For English version, click here
Magdalena Magdziarz (speedwaynews.pl): – Po krótkiej przerwie żużel w Pile ponownie powraca na żużlową mapę Polski. W nadchodzącym sezonie 2022 będziesz ścigać się dla tego klubu. Powiedz mi, czy miałeś jeszcze inne oferty ze strony polskich klubów?
Lukas Fienhage (zawodnik Polonii Piły): Cieszę się, że będę ścigać się dla Polonii. Nowa organizacja tego klubu wydaje się niezwykle porządna. Miałem co prawda inne propozycje, szybko jednak utwierdziłem się w przekonaniu, że to dla drużyny z Piły chcę zdobywać punkty.
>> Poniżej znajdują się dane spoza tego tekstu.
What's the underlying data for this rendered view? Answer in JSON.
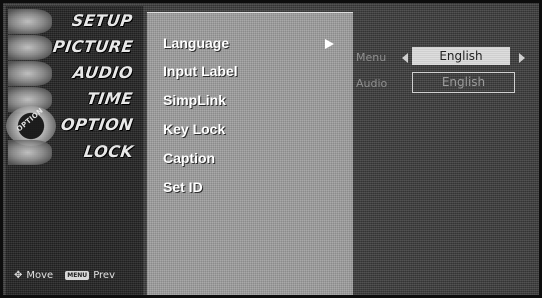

– Jak oceniasz dotychczasowy skład drużyny przed jej powrotem do rozgrywek ligowych? O jakie cele może walczyć Polonia w tegorocznym sezonie?
– Uważam, że każdy z nas pojedzie na miarę swoich możliwości i zrobi swoje w spotkaniach. Dzięki temu myślę, że będziemy mogli zajść naprawdę daleko i dostać się do półfinału. Może i finału? Nigdy nie wiadomo.
– Wybierając Polonię, zdecydowałeś się tym samym zejść do 2. Ligi. Dlaczego?
– W minionym sezonie nie czułem się najlepiej w swoim dotychczasowym klubie, w którym miałem pewne problemy. Potem doszły też problemy ze mną. Podjąłem więc decyzję o zejściu do niższego poziomu ligowego, by ponownie przygotować się i być silniejszym.
– Jak więc w kilku słowach podsumowałbyś ten miniony sezon 2021?
– Był pełen wzlotów i upadków. Mogę powiedzieć, że był to sezon pół na pół – miałem kilka sukcesów w nim na swoim koncie, przy jednoczesnej świadomości wyścigów, o których chciałbym zapomnieć.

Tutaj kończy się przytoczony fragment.